Unfortunately, there isn’t enough data to see if it truly is a ~60-70 year cycle, but it clearly shows that the slope for both the cooling and warming decreased, where the winter warming slope is both larger and changed more than the summer cooling slope. I would expect a Co2 signal to decrease the cooling slope, which we have, I wouldn’t expect it to decrease the warming slope as well.

What would affect both? A change in Orbit or tilt comes to mind, as does a change in Sea Surface Temps, but would SST’s change both?
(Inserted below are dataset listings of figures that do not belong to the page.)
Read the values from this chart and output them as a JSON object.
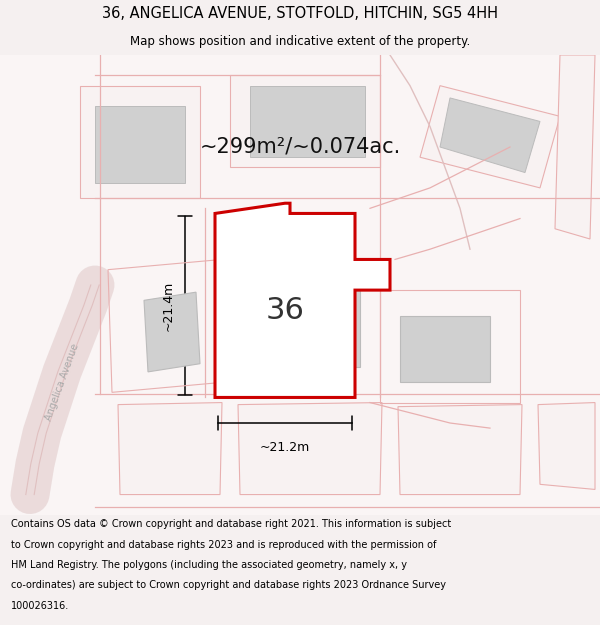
{
  "title_line1": "36, ANGELICA AVENUE, STOTFOLD, HITCHIN, SG5 4HH",
  "title_line2": "Map shows position and indicative extent of the property.",
  "area_label": "~299m²/~0.074ac.",
  "plot_number": "36",
  "dim_vertical": "~21.4m",
  "dim_horizontal": "~21.2m",
  "footer_lines": [
    "Contains OS data © Crown copyright and database right 2021. This information is subject",
    "to Crown copyright and database rights 2023 and is reproduced with the permission of",
    "HM Land Registry. The polygons (including the associated geometry, namely x, y",
    "co-ordinates) are subject to Crown copyright and database rights 2023 Ordnance Survey",
    "100026316."
  ],
  "bg_color": "#f5f0f0",
  "map_bg": "#ffffff",
  "outline_color": "#e8b0b0",
  "plot_red": "#cc0000",
  "building_fill": "#d0d0d0",
  "building_edge": "#bbbbbb",
  "road_fill": "#f0e8e8",
  "road_edge": "#e0c0c0",
  "street_label": "Angelica Avenue"
}
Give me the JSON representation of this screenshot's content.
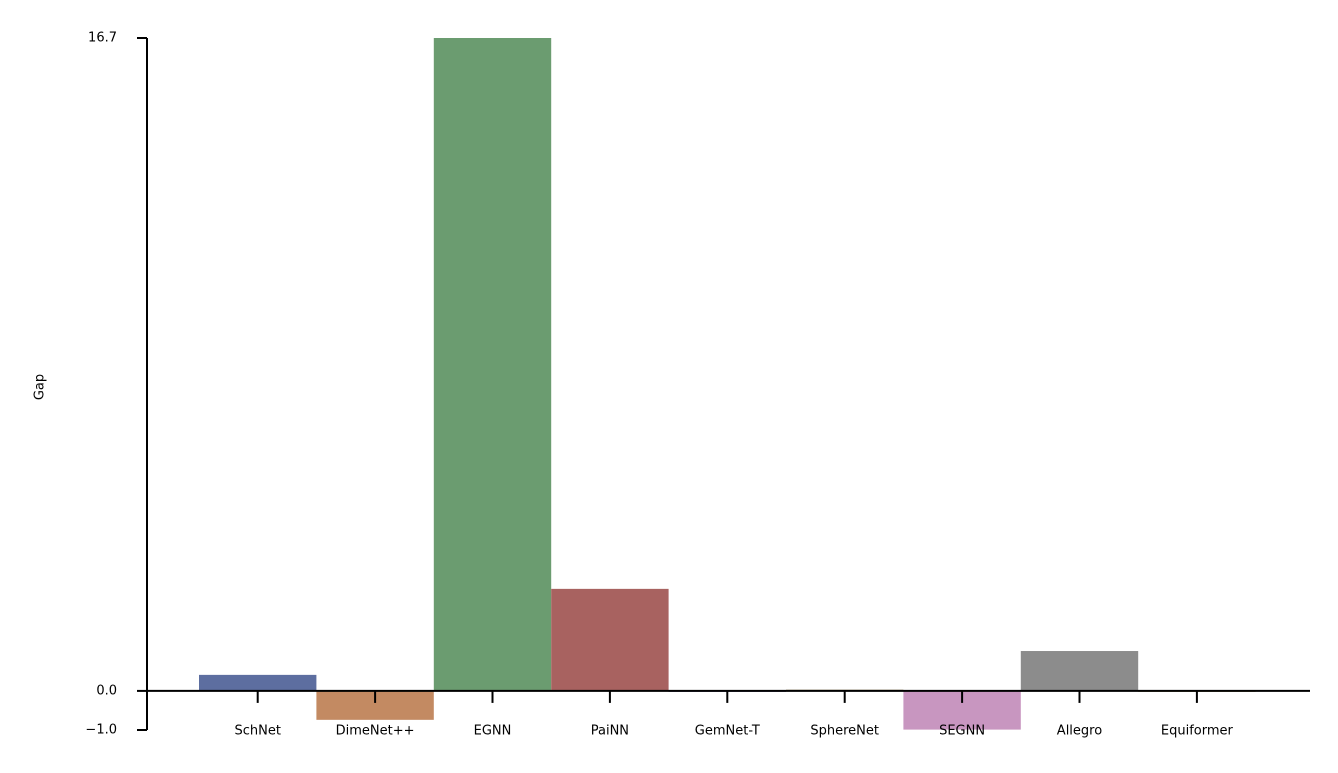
{
  "chart_data": {
    "type": "bar",
    "ylabel": "Gap",
    "categories": [
      "SchNet",
      "DimeNet++",
      "EGNN",
      "PaiNN",
      "GemNet-T",
      "SphereNet",
      "SEGNN",
      "Allegro",
      "Equiformer"
    ],
    "values": [
      0.41,
      -0.74,
      16.7,
      2.61,
      0,
      0.03,
      -0.99,
      1.02,
      0
    ],
    "colors": [
      "#5d6ea0",
      "#c38a62",
      "#6b9c70",
      "#a86260",
      "#8172b3",
      "#8f7b4f",
      "#c896c0",
      "#8c8c8c",
      "#ccb974"
    ],
    "ylim": [
      -1,
      16.7
    ],
    "yticks": [
      {
        "value": -1,
        "label": "−1.0"
      },
      {
        "value": 0,
        "label": "0.0"
      },
      16.7
    ]
  }
}
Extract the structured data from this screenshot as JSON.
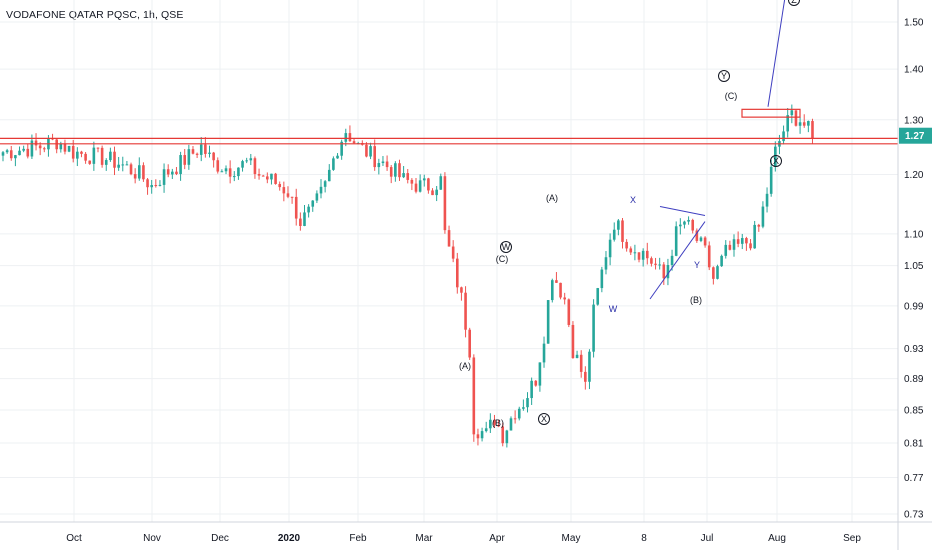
{
  "chart_data": {
    "type": "candlestick",
    "title": "VODAFONE QATAR PQSC, 1h, QSE",
    "y_axis": {
      "ticks": [
        "1.50",
        "1.40",
        "1.30",
        "1.20",
        "1.10",
        "1.05",
        "0.99",
        "0.93",
        "0.89",
        "0.85",
        "0.81",
        "0.77",
        "0.73"
      ],
      "log_scale": true,
      "position": "right"
    },
    "x_axis": {
      "ticks": [
        {
          "label": "Oct"
        },
        {
          "label": "Nov"
        },
        {
          "label": "Dec"
        },
        {
          "label": "2020",
          "bold": true
        },
        {
          "label": "Feb"
        },
        {
          "label": "Mar"
        },
        {
          "label": "Apr"
        },
        {
          "label": "May"
        },
        {
          "label": "8"
        },
        {
          "label": "Jul"
        },
        {
          "label": "Aug"
        },
        {
          "label": "Sep"
        }
      ]
    },
    "last_price": "1.27",
    "colors": {
      "up": "#26a69a",
      "down": "#ef5350",
      "resistance": "#e53935",
      "projection": "#3f3fc0",
      "grid": "#eef0f3",
      "axis_text": "#131722",
      "price_label_bg": "#26a69a"
    },
    "grid": true,
    "price_path": [
      [
        0,
        1.24
      ],
      [
        9,
        1.25
      ],
      [
        13,
        1.26
      ],
      [
        17,
        1.24
      ],
      [
        24,
        1.23
      ],
      [
        28,
        1.22
      ],
      [
        33,
        1.2
      ],
      [
        36,
        1.18
      ],
      [
        39,
        1.2
      ],
      [
        43,
        1.22
      ],
      [
        48,
        1.25
      ],
      [
        51,
        1.22
      ],
      [
        55,
        1.21
      ],
      [
        59,
        1.22
      ],
      [
        62,
        1.2
      ],
      [
        65,
        1.19
      ],
      [
        69,
        1.17
      ],
      [
        72,
        1.12
      ],
      [
        75,
        1.14
      ],
      [
        78,
        1.18
      ],
      [
        81,
        1.25
      ],
      [
        83,
        1.28
      ],
      [
        86,
        1.25
      ],
      [
        90,
        1.23
      ],
      [
        94,
        1.21
      ],
      [
        97,
        1.19
      ],
      [
        101,
        1.18
      ],
      [
        104,
        1.18
      ],
      [
        106,
        1.19
      ],
      [
        107,
        1.1
      ],
      [
        109,
        1.05
      ],
      [
        111,
        1.0
      ],
      [
        113,
        0.93
      ],
      [
        114,
        0.83
      ],
      [
        117,
        0.82
      ],
      [
        119,
        0.84
      ],
      [
        121,
        0.82
      ],
      [
        124,
        0.85
      ],
      [
        126,
        0.86
      ],
      [
        129,
        0.89
      ],
      [
        131,
        0.95
      ],
      [
        133,
        1.04
      ],
      [
        136,
        1.0
      ],
      [
        138,
        0.93
      ],
      [
        140,
        0.9
      ],
      [
        141,
        0.88
      ],
      [
        143,
        0.98
      ],
      [
        146,
        1.07
      ],
      [
        148,
        1.12
      ],
      [
        150,
        1.1
      ],
      [
        152,
        1.08
      ],
      [
        155,
        1.07
      ],
      [
        158,
        1.05
      ],
      [
        160,
        1.03
      ],
      [
        163,
        1.1
      ],
      [
        165,
        1.12
      ],
      [
        168,
        1.09
      ],
      [
        170,
        1.07
      ],
      [
        172,
        1.03
      ],
      [
        175,
        1.07
      ],
      [
        178,
        1.08
      ],
      [
        181,
        1.09
      ],
      [
        183,
        1.11
      ],
      [
        185,
        1.17
      ],
      [
        187,
        1.24
      ],
      [
        189,
        1.28
      ],
      [
        191,
        1.31
      ],
      [
        193,
        1.3
      ],
      [
        195,
        1.28
      ],
      [
        196,
        1.26
      ]
    ],
    "resistance_lines": [
      1.265,
      1.255
    ],
    "annotations": [
      {
        "text": "(A)",
        "circled": false
      },
      {
        "text": "(B)",
        "circled": false
      },
      {
        "text": "W",
        "circled": true
      },
      {
        "text": "(C)",
        "circled": false
      },
      {
        "text": "X",
        "circled": true
      },
      {
        "text": "(A)",
        "circled": false
      },
      {
        "text": "X",
        "circled": false
      },
      {
        "text": "W",
        "circled": false
      },
      {
        "text": "Y",
        "circled": false
      },
      {
        "text": "(B)",
        "circled": false
      },
      {
        "text": "Y",
        "circled": true
      },
      {
        "text": "(C)",
        "circled": false
      },
      {
        "text": "X",
        "circled": true
      },
      {
        "text": "Z",
        "circled": true
      }
    ]
  }
}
A change in cloud cover might change both.

What will be interesting to see is as we collect more data, does slope continue to go back up, detecting a natural cycle affecting cooling rates.

In any rate, the data shows Rise and Fall being very consistent over the entire data set, where diff seems to be negatively correlated to temperature increases, when it warms up, it cools a little more overnight. Which makes some sense, and if the heat that’s radiated into space is air warmed over warm ocean waters, which then moves over land, it makes even more sense.

Conclusion:

The world wide surface station measured average daily rising temp and falling temp is 17.465460F/17.465673F for the period of 1950 to 2010, not only is the falling temperatures slightly larger than rising temperatures, 17.4F is only 50%-70% of a typical clear sky temperature swing of 25F to 30F, which can be as large as +40F depending on location and humidity.

This shows conclusively that the average night time cooling is not limited by GHG because low humidity clear skies cool far more than the global average. Since recorded Min Max temperatures show no sign of a loss of cooling on a daily basis since at least 1950, even if CO2 has increased the amount of DLR, something else(most likely variability of clouds) is controlling temperatures. This would seem to eliminate CO2 as the main cause of late 20th century warming.